One of the beautiful things about mode application development is our ability to cobble together small, simple pieces of code into a larger whole in order to accomplish some task. Not only do I get to leverage existing code, but I get to bundle it together in such a way that I alter the behavior depending upon my needs. With simple additions, extensions and interfaces, I can make a body of code behave very differently depending upon how I organize and deploy the pieces. Further, I can bundle different application platforms together in a seamless manner to offer extraordinary services without a great deal of re-engineering.

A loose confederation of applications cooperating together to solve business problems is the typical implementation strategy today, and I think that the security challenge needs to account for the model rather than the specific components within the model.

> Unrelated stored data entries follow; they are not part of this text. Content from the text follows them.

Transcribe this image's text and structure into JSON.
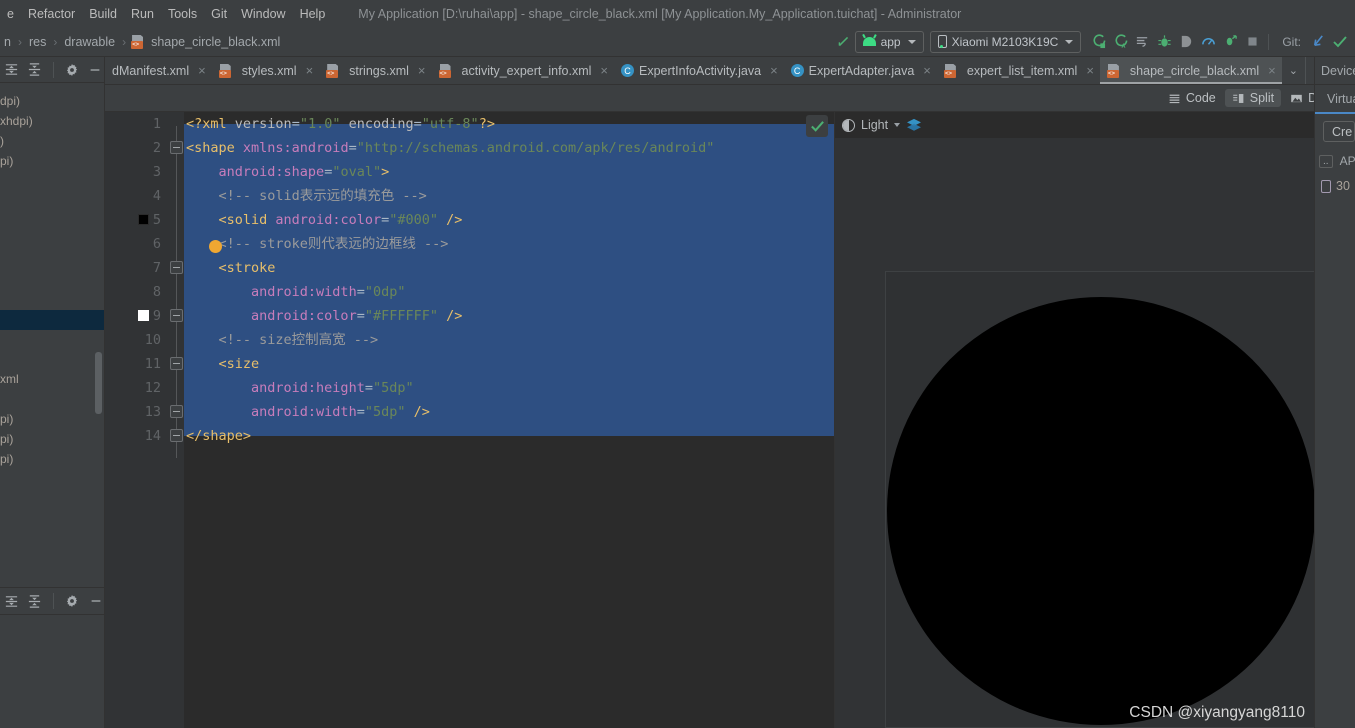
{
  "menubar": {
    "items": [
      "e",
      "Refactor",
      "Build",
      "Run",
      "Tools",
      "Git",
      "Window",
      "Help"
    ],
    "window_title": "My Application [D:\\ruhai\\app] - shape_circle_black.xml [My Application.My_Application.tuichat] - Administrator"
  },
  "navbar": {
    "breadcrumb": [
      "n",
      "res",
      "drawable",
      "shape_circle_black.xml"
    ],
    "separator": "›",
    "run_config": "app",
    "device": "Xiaomi M2103K19C",
    "git_label": "Git:",
    "icons": [
      "run-icon",
      "debug-icon",
      "logcat-icon",
      "profiler-icon",
      "apply-changes-icon",
      "stop-icon",
      "update-project-icon",
      "commit-icon"
    ]
  },
  "left_panel": {
    "toolbar_icons": [
      "collapse-all-icon",
      "expand-all-icon",
      "settings-icon",
      "hide-icon"
    ],
    "tree_fragments": [
      "dpi)",
      "xhdpi)",
      ")",
      "pi)"
    ],
    "tree_fragments2": [
      "xml",
      "pi)",
      "pi)",
      "pi)"
    ]
  },
  "tabs": {
    "items": [
      {
        "label": "dManifest.xml",
        "icon": "xml-file-icon",
        "active": false
      },
      {
        "label": "styles.xml",
        "icon": "xml-file-icon",
        "active": false
      },
      {
        "label": "strings.xml",
        "icon": "xml-file-icon",
        "active": false
      },
      {
        "label": "activity_expert_info.xml",
        "icon": "xml-file-icon",
        "active": false
      },
      {
        "label": "ExpertInfoActivity.java",
        "icon": "java-class-icon",
        "active": false
      },
      {
        "label": "ExpertAdapter.java",
        "icon": "java-class-icon",
        "active": false
      },
      {
        "label": "expert_list_item.xml",
        "icon": "xml-file-icon",
        "active": false
      },
      {
        "label": "shape_circle_black.xml",
        "icon": "xml-file-icon",
        "active": true
      }
    ],
    "close_glyph": "×",
    "overflow_glyph": "⌄",
    "device_label": "Device"
  },
  "modebar": {
    "modes": [
      {
        "label": "Code",
        "selected": false,
        "icon": "code-lines-icon"
      },
      {
        "label": "Split",
        "selected": true,
        "icon": "split-view-icon"
      },
      {
        "label": "Design",
        "selected": false,
        "icon": "design-image-icon"
      }
    ],
    "virtual_label": "Virtu"
  },
  "editor": {
    "line_numbers": [
      "1",
      "2",
      "3",
      "4",
      "5",
      "6",
      "7",
      "8",
      "9",
      "10",
      "11",
      "12",
      "13",
      "14"
    ],
    "lines": [
      {
        "n": 1,
        "segments": [
          {
            "t": "<?xml ",
            "c": "tag"
          },
          {
            "t": "version",
            "c": "attr"
          },
          {
            "t": "=",
            "c": "punct"
          },
          {
            "t": "\"1.0\"",
            "c": "val"
          },
          {
            "t": " ",
            "c": "plain"
          },
          {
            "t": "encoding",
            "c": "attr"
          },
          {
            "t": "=",
            "c": "punct"
          },
          {
            "t": "\"utf-8\"",
            "c": "val"
          },
          {
            "t": "?>",
            "c": "tag"
          }
        ]
      },
      {
        "n": 2,
        "segments": [
          {
            "t": "<shape ",
            "c": "tag"
          },
          {
            "t": "xmlns:android",
            "c": "ns"
          },
          {
            "t": "=",
            "c": "punct"
          },
          {
            "t": "\"http://schemas.android.com/apk/res/android\"",
            "c": "val"
          }
        ]
      },
      {
        "n": 3,
        "segments": [
          {
            "t": "    ",
            "c": "plain"
          },
          {
            "t": "android:shape",
            "c": "ns"
          },
          {
            "t": "=",
            "c": "punct"
          },
          {
            "t": "\"oval\"",
            "c": "val"
          },
          {
            "t": ">",
            "c": "tag"
          }
        ]
      },
      {
        "n": 4,
        "segments": [
          {
            "t": "    ",
            "c": "plain"
          },
          {
            "t": "<!-- solid表示远的填充色 -->",
            "c": "comment"
          }
        ]
      },
      {
        "n": 5,
        "segments": [
          {
            "t": "    ",
            "c": "plain"
          },
          {
            "t": "<solid ",
            "c": "tag"
          },
          {
            "t": "android:color",
            "c": "ns"
          },
          {
            "t": "=",
            "c": "punct"
          },
          {
            "t": "\"#000\"",
            "c": "val"
          },
          {
            "t": " ",
            "c": "plain"
          },
          {
            "t": "/>",
            "c": "tag"
          }
        ]
      },
      {
        "n": 6,
        "segments": [
          {
            "t": "    ",
            "c": "plain"
          },
          {
            "t": "<!-- stroke则代表远的边框线 -->",
            "c": "comment"
          }
        ]
      },
      {
        "n": 7,
        "segments": [
          {
            "t": "    ",
            "c": "plain"
          },
          {
            "t": "<stroke",
            "c": "tag"
          }
        ]
      },
      {
        "n": 8,
        "segments": [
          {
            "t": "        ",
            "c": "plain"
          },
          {
            "t": "android:width",
            "c": "ns"
          },
          {
            "t": "=",
            "c": "punct"
          },
          {
            "t": "\"0dp\"",
            "c": "val"
          }
        ]
      },
      {
        "n": 9,
        "segments": [
          {
            "t": "        ",
            "c": "plain"
          },
          {
            "t": "android:color",
            "c": "ns"
          },
          {
            "t": "=",
            "c": "punct"
          },
          {
            "t": "\"#FFFFFF\"",
            "c": "val"
          },
          {
            "t": " ",
            "c": "plain"
          },
          {
            "t": "/>",
            "c": "tag"
          }
        ]
      },
      {
        "n": 10,
        "segments": [
          {
            "t": "    ",
            "c": "plain"
          },
          {
            "t": "<!-- size控制高宽 -->",
            "c": "comment"
          }
        ]
      },
      {
        "n": 11,
        "segments": [
          {
            "t": "    ",
            "c": "plain"
          },
          {
            "t": "<size",
            "c": "tag"
          }
        ]
      },
      {
        "n": 12,
        "segments": [
          {
            "t": "        ",
            "c": "plain"
          },
          {
            "t": "android:height",
            "c": "ns"
          },
          {
            "t": "=",
            "c": "punct"
          },
          {
            "t": "\"5dp\"",
            "c": "val"
          }
        ]
      },
      {
        "n": 13,
        "segments": [
          {
            "t": "        ",
            "c": "plain"
          },
          {
            "t": "android:width",
            "c": "ns"
          },
          {
            "t": "=",
            "c": "punct"
          },
          {
            "t": "\"5dp\"",
            "c": "val"
          },
          {
            "t": " ",
            "c": "plain"
          },
          {
            "t": "/>",
            "c": "tag"
          }
        ]
      },
      {
        "n": 14,
        "segments": [
          {
            "t": "</shape>",
            "c": "tag"
          }
        ]
      }
    ],
    "gutter_color_swatches": [
      {
        "line": 5,
        "color": "#000000"
      },
      {
        "line": 9,
        "color": "#FFFFFF"
      }
    ],
    "inspection_status": "ok-checkmark",
    "selection_color": "#2e4f82"
  },
  "preview": {
    "theme_label": "Light",
    "theme_icon": "contrast-circle-icon",
    "layers_icon": "layers-icon",
    "watermark": "CSDN @xiyangyang8110",
    "shape_color": "#000000"
  },
  "right_rail": {
    "device_tab": "Device",
    "virtual_tab": "Virtua",
    "create_button": "Cre",
    "api_header": "API",
    "api_dots": "..",
    "api_level": "30"
  },
  "colors": {
    "chrome": "#3c3f41",
    "editor_bg": "#2b2b2b",
    "gutter_bg": "#313335",
    "accent_blue": "#4a88c7",
    "android_green": "#3ddc84",
    "xml_orange": "#cc6633",
    "selection": "#2e4f82"
  }
}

Today, we secure components. We need to be able to ‘link up’ security in the same way that we do the application platforms (I would normally go off on an Information Centric Security rant here, but that is pure evangelism, and a topic for another day).

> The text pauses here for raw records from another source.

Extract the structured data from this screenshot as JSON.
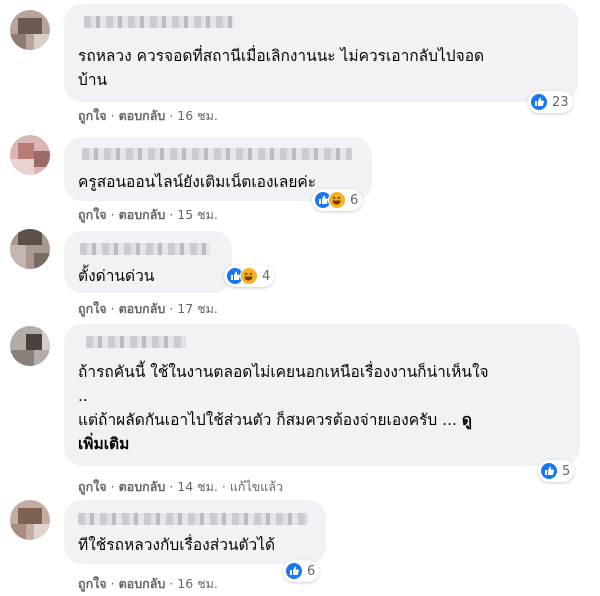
{
  "comments": [
    {
      "text": "รถหลวง ควรจอดที่สถานีเมื่อเลิกงานนะ ไม่ควรเอากลับไปจอด\nบ้าน",
      "like_label": "ถูกใจ",
      "reply_label": "ตอบกลับ",
      "time": "16 ชม.",
      "reaction_count": "23",
      "reactions": [
        "like-icon"
      ]
    },
    {
      "text": "ครูสอนออนไลน์ยังเติมเน็ตเองเลยค่ะ",
      "like_label": "ถูกใจ",
      "reply_label": "ตอบกลับ",
      "time": "15 ชม.",
      "reaction_count": "6",
      "reactions": [
        "like-icon",
        "haha-icon"
      ]
    },
    {
      "text": "ตั้งด่านด่วน",
      "like_label": "ถูกใจ",
      "reply_label": "ตอบกลับ",
      "time": "17 ชม.",
      "reaction_count": "4",
      "reactions": [
        "like-icon",
        "haha-icon"
      ]
    },
    {
      "text": "ถ้ารถคันนี้ ใช้ในงานตลอดไม่เคยนอกเหนือเรื่องงานก็น่าเห็นใจ\n..\nแต่ถ้าผลัดกันเอาไปใช้ส่วนตัว ก็สมควรต้องจ่ายเองครับ ...",
      "see_more_1": "ดู",
      "see_more_2": "เพิ่มเติม",
      "like_label": "ถูกใจ",
      "reply_label": "ตอบกลับ",
      "time": "14 ชม.",
      "edited_label": "แก้ไขแล้ว",
      "reaction_count": "5",
      "reactions": [
        "like-icon"
      ]
    },
    {
      "text": "ทีใช้รถหลวงกับเรื่องส่วนตัวได้",
      "like_label": "ถูกใจ",
      "reply_label": "ตอบกลับ",
      "time": "16 ชม.",
      "reaction_count": "6",
      "reactions": [
        "like-icon"
      ]
    }
  ],
  "colors": {
    "bubble": "#f0f2f5",
    "meta_text": "#65676b",
    "like_blue": "#1877f2",
    "haha_yellow": "#f7b125"
  }
}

I have spent the last four years with a security vendor that provided assessment, monitoring, and auditing of databases and databases specifically. Do enough research into security problems, customer needs, and general market trends; and you start to understand the limitations of securing just a single application in the chain of events. For example, I found that database security issues detected as part of an assessment scan may have specific relevance to the effectiveness of database monitoring. I believe Web Application security providers witness the same phenomenon with SQL Injection as they may lack some context for the attack, or at least the more subtle subversions of the system or exploitation of logic flaws in the database or database application. A specific configuration might be necessary for business continuity and processing, but could open an acknowledged security weakness that I would like to address with another tool, such as database monitoring.

That said, where I am going with this line of thought is not just the need for detective and preventative controls on a single application like a web server or database server, but rather the Inter-application benefit of a more unified security model. There were many cases where I wanted to share some aspect of the database setup with the application or access control system that could make for a more compelling security offering (or visa-versa, for that matter).

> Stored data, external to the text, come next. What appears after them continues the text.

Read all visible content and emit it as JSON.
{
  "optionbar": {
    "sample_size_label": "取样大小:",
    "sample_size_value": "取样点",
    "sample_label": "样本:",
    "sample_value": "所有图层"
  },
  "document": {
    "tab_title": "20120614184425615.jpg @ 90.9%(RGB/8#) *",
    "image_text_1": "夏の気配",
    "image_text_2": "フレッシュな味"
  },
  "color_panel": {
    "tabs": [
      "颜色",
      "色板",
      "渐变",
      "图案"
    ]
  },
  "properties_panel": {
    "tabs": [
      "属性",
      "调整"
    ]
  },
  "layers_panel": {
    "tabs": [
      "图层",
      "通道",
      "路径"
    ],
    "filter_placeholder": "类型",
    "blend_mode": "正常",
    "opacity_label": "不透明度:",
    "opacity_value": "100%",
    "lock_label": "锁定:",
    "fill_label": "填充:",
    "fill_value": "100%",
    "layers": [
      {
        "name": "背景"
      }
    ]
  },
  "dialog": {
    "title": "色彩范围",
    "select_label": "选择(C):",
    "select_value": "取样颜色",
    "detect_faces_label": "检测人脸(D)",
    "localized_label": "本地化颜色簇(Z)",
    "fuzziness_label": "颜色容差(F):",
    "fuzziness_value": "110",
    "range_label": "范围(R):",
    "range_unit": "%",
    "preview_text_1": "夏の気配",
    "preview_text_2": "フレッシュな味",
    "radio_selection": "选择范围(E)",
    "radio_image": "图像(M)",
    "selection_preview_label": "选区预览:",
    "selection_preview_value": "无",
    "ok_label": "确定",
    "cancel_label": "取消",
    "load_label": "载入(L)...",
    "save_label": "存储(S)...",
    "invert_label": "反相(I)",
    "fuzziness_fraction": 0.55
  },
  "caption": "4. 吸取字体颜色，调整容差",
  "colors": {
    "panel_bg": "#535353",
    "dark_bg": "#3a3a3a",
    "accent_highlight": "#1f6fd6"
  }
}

It is hard to understand context when looking at security from a single point outside an application, or from the perspective of a single application component. I have said many times that the information we have at any single processing node is limited. Yes, my bias towards application level data collection vs. network level data collection is well documented, but I am advocating collection of data from multiple sources. A combination of monitoring of multiple information sources, coupled with a broad security and compliance policy set, would be very advantageous. I do not believe this is simply a case of (monitoring) more is better, but of solving specific problems where it is most efficient to do so. There are certain attacks that are easier to address at the web application level, and others best dealt with in the database, while others should be intercepted at the network level. But the sharing of policies, policy enforcement, and suspect behaviors, can be both more effective and more efficient.

Application and Database Monitoring and Protection is a concept that I have been considering/researching/working towards for several years now. With my previous employer, this was a direction I wanted to take the product line, as well as some of the partner relationships to make this happen across multiple security products. When Rich branded the concept with the “ADMP” moniker it just clicked with me for the reasons stated above, and I am glad he posted more on the subject last week. But I wanted to put a little more focus on the motivation for what he is describing and why it is important. This is one of the topics we will both be writing about more often in the weeks and months ahead.